High-Throughput Detection of Cyanobacterial Form I Rubisco Assembly

Rubisco catalyzes the CO2 fixation step in the dark reactions of photosynthesis. Transgenic expression of better-performing Rubisco orthologs in plants or discovery of improved mutants of Rubisco via protein engineering could theoretically accelerate plant growth and improve crop yields. However, efforts to heterologously express or engineer Rubisco are frequently stymied by the chaperone-dependent folding and assembly of the Rubisco holoenzyme, a process that can be disrupted by changes to Rubisco’s sequence. Elucidation of the effects that alterations to Rubisco’s sequence impose upon its biogenesis is hampered by reliance upon low-throughput methods for verification of Rubisco assembly. Here, we report the engineering of a genetically encoded biosensor to sense the assembly of Form I Rubiscos in E. coli.
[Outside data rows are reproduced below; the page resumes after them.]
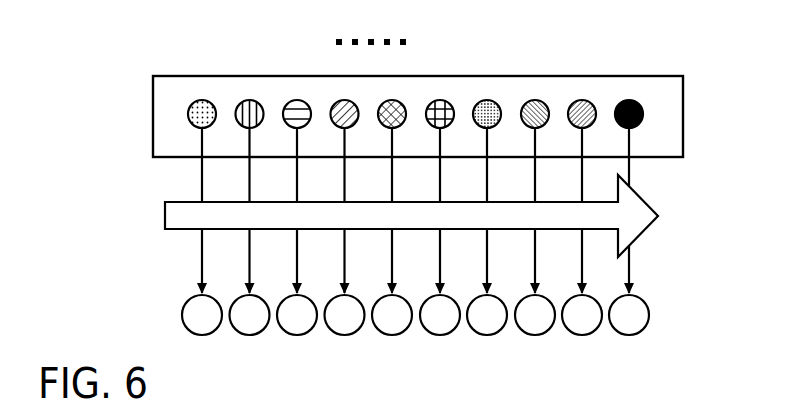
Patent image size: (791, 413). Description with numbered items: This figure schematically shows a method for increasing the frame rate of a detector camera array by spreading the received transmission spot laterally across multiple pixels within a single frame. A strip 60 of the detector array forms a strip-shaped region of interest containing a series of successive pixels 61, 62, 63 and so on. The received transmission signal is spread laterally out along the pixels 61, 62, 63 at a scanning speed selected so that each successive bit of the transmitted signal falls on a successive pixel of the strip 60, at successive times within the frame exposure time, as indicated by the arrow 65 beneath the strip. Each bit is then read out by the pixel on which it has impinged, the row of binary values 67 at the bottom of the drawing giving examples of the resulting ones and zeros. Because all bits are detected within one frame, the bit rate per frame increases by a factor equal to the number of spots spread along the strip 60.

The strip of the detector array 60 is at (684, 114).
The first pixel of the strip 61 is at (202, 100).
The second pixel of the strip 62 is at (250, 100).
The third pixel of the strip 63 is at (297, 100).
The arrow 65 is at (431, 216).
The bit sequence 67 is at (653, 318).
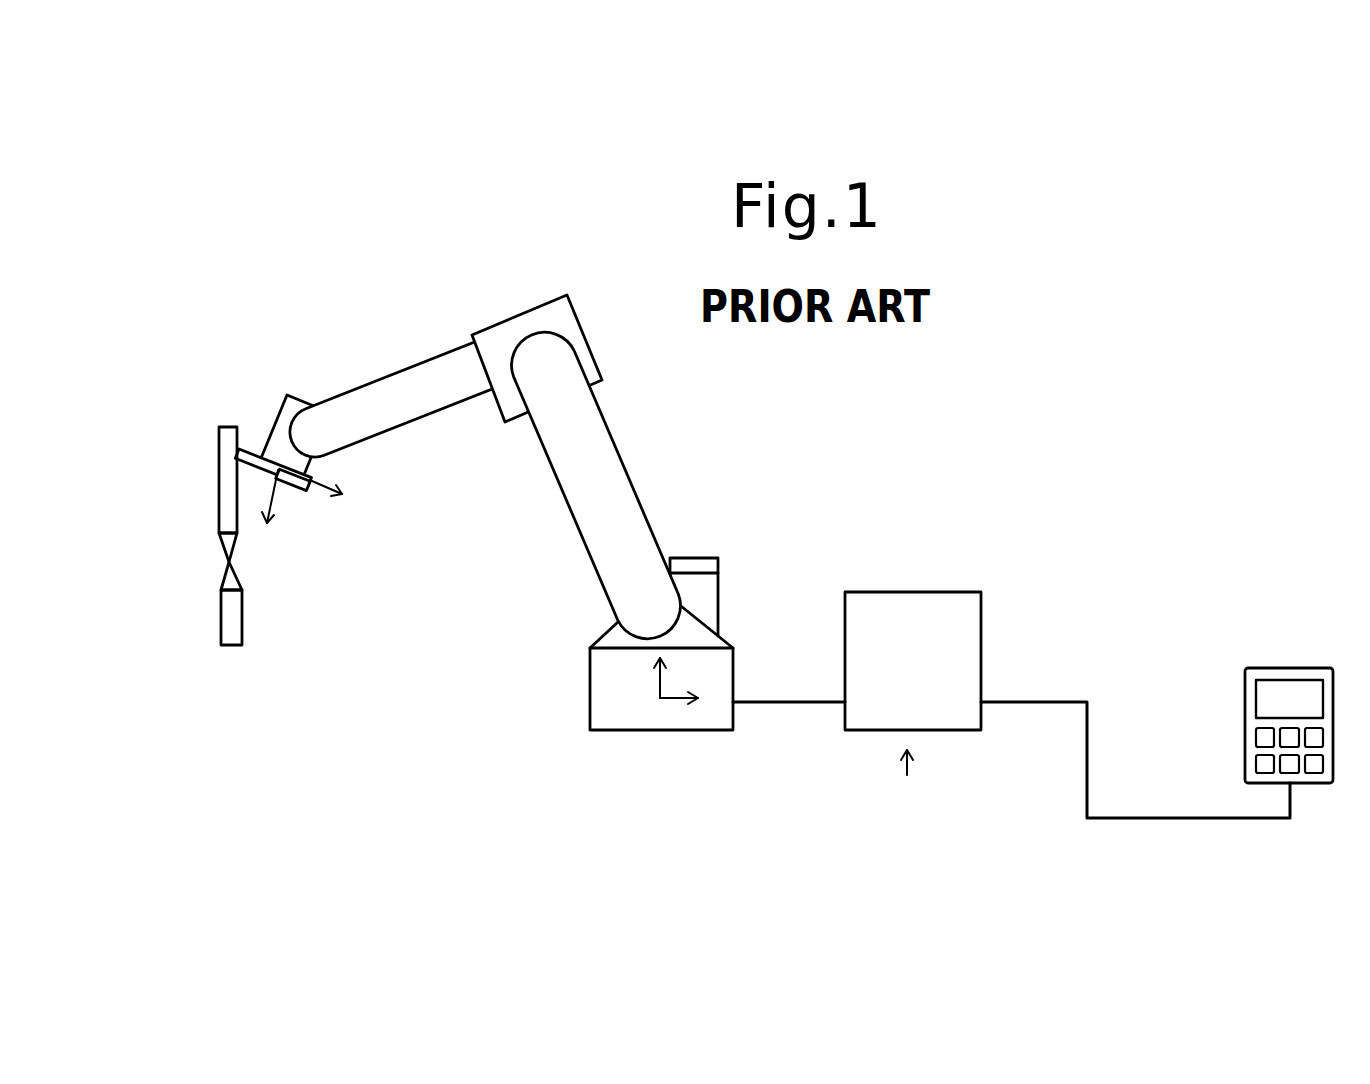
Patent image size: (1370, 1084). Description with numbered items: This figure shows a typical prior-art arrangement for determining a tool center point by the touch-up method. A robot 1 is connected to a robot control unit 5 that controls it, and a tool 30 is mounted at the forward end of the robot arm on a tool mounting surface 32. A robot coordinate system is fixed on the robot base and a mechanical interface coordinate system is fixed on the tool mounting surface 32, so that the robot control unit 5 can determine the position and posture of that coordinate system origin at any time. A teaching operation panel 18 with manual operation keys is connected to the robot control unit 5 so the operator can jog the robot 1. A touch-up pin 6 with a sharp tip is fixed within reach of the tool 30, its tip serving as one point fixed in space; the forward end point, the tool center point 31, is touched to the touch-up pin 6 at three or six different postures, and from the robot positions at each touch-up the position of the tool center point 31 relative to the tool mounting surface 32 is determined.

The robot 1 is at (608, 478).
The robot control unit 5 is at (948, 598).
The touch-up pin 6 is at (227, 627).
The teaching operation panel 18 is at (1297, 670).
The tool 30 is at (230, 432).
The tool center point 31 is at (226, 564).
The tool mounting surface 32 is at (304, 500).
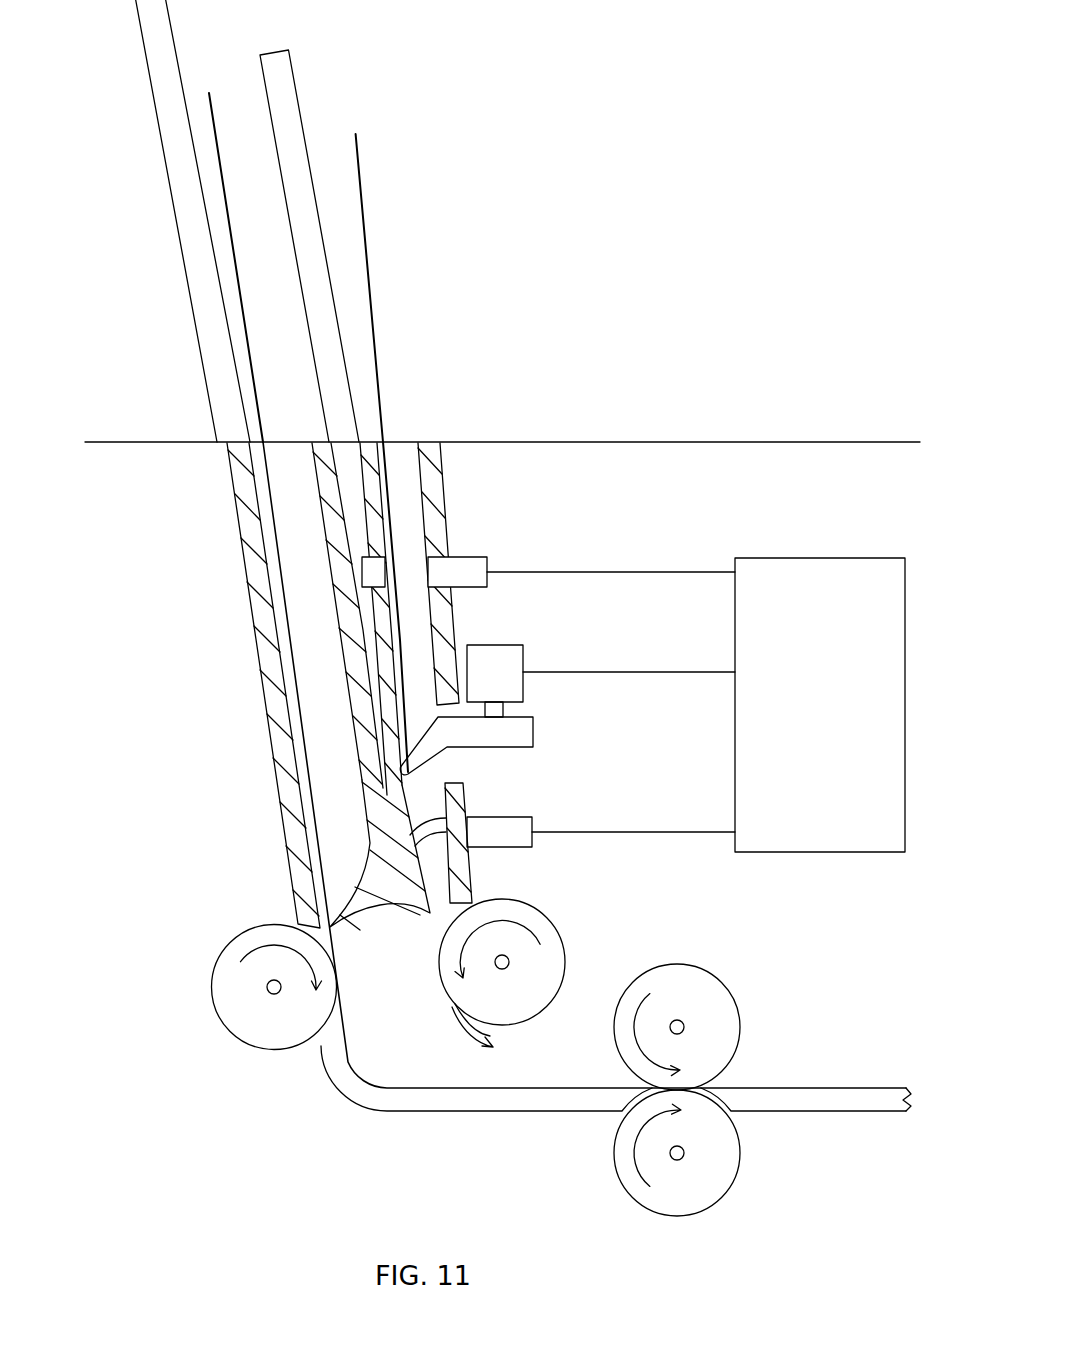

We show that the biosensor can detect the RbcS-dependent assembly of cyanobacterial Rubisco orthologs, the formation of chaperone-stabilized RbcL oligomeric assembly intermediates, and differences in assembly caused by mutations to the RbcL sequence. Additionally, we perform a large-scale examination of the relative assembly levels of a ∼7500-member Halothiobacillus neapolitanus RbcL mutant library by adapting the biosensor for use with phage-assisted noncontinuous selection. Our experiment predicts that the majority (>90%) of examined RbcL mutations exert a negative effect on assembly, lending support to the hypothesis that Rubisco biogenesis constrains both its natural evolution and improvement by protein engineering.